Деп застыл в дверях; его неподвижный взгляд, лицо со впалыми щеками и отпечатком страдания сразу достали Бэйнса до самых печенок.
"Господи… – вздохнул Габриэль, так и не определив, какое чувство испытывает к этому парню: жалость или презрение. – А ведь они могли бы встряхнуться, ожить, будь в них хоть капля смелости…"
Однако смелость начисто отсутствовала в депском поселении Коттон Мэтр, расположенном на юге.

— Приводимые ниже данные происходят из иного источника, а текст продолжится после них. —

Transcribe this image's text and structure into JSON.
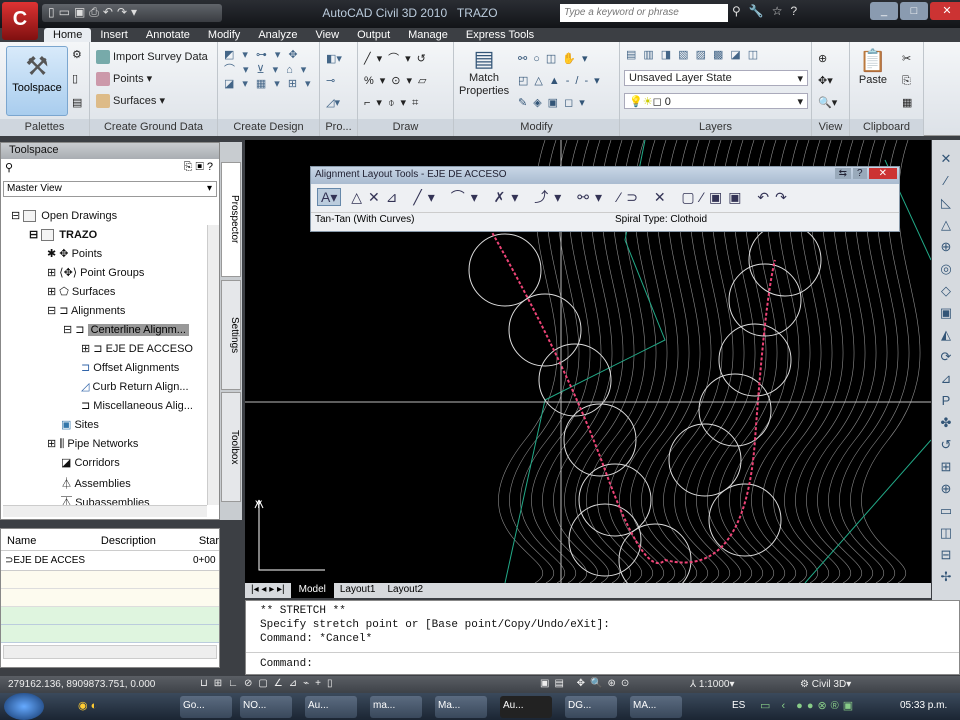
{
  "window": {
    "title": "AutoCAD Civil 3D 2010",
    "drawing": "TRAZO",
    "search_placeholder": "Type a keyword or phrase",
    "app_button": "C"
  },
  "tabs": [
    "Home",
    "Insert",
    "Annotate",
    "Modify",
    "Analyze",
    "View",
    "Output",
    "Manage",
    "Express Tools"
  ],
  "ribbon": {
    "toolspace": "Toolspace",
    "ground": [
      "Import Survey Data",
      "Points",
      "Surfaces"
    ],
    "match": "Match Properties",
    "layer_state": "Unsaved Layer State",
    "layer": "0",
    "paste": "Paste",
    "panels": [
      "Palettes",
      "Create Ground Data",
      "Create Design",
      "Pro...",
      "Draw",
      "Modify",
      "Layers",
      "View",
      "Clipboard"
    ]
  },
  "toolspace": {
    "title": "Toolspace",
    "view": "Master View",
    "tree": [
      "Open Drawings",
      "TRAZO",
      "Points",
      "Point Groups",
      "Surfaces",
      "Alignments",
      "Centerline Alignm...",
      "EJE DE ACCESO",
      "Offset Alignments",
      "Curb Return Align...",
      "Miscellaneous Alig...",
      "Sites",
      "Pipe Networks",
      "Corridors",
      "Assemblies",
      "Subassemblies"
    ],
    "side_tabs": [
      "Prospector",
      "Settings",
      "Toolbox"
    ]
  },
  "item_list": {
    "columns": [
      "Name",
      "Description",
      "Star"
    ],
    "rows": [
      {
        "name": "EJE DE ACCES",
        "description": "",
        "start": "0+00"
      }
    ]
  },
  "alignment_tools": {
    "title": "Alignment Layout Tools - EJE DE ACCESO",
    "mode": "Tan-Tan (With Curves)",
    "spiral": "Spiral Type: Clothoid"
  },
  "layout_tabs": [
    "Model",
    "Layout1",
    "Layout2"
  ],
  "command": {
    "lines": [
      "** STRETCH **",
      "Specify stretch point or [Base point/Copy/Undo/eXit]:",
      "Command: *Cancel*"
    ],
    "prompt": "Command:"
  },
  "status": {
    "coords": "279162.136, 8909873.751, 0.000",
    "scale": "1:1000",
    "workspace": "Civil 3D"
  },
  "taskbar": {
    "items": [
      "Go...",
      "NO...",
      "Au...",
      "ma...",
      "Ma...",
      "Au...",
      "DG...",
      "MA..."
    ],
    "lang": "ES",
    "time": "05:33 p.m."
  }
}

Его представитель всем своим видом олицетворял данный недостаток – торчал на пороге, погруженный в свой мрачный фатализм, и боялся войти, сделать хоть шаг, который казался ему роковым… Нав, например, в той же ситуации просто сосчитал бы до двадцати двойками, развернулся и убежал прочь.
– Входите пожалуйста, – мягко, но убедительно предложила Аннет, указывая на стул.
– Будет ли польза от этой встречи? – вымолвил деп и медленно вошел, с усилием переставляя ноги. – Снова будем скандалить и рвать друг друга на части… Не вижу никакого смысла в таких сборищах.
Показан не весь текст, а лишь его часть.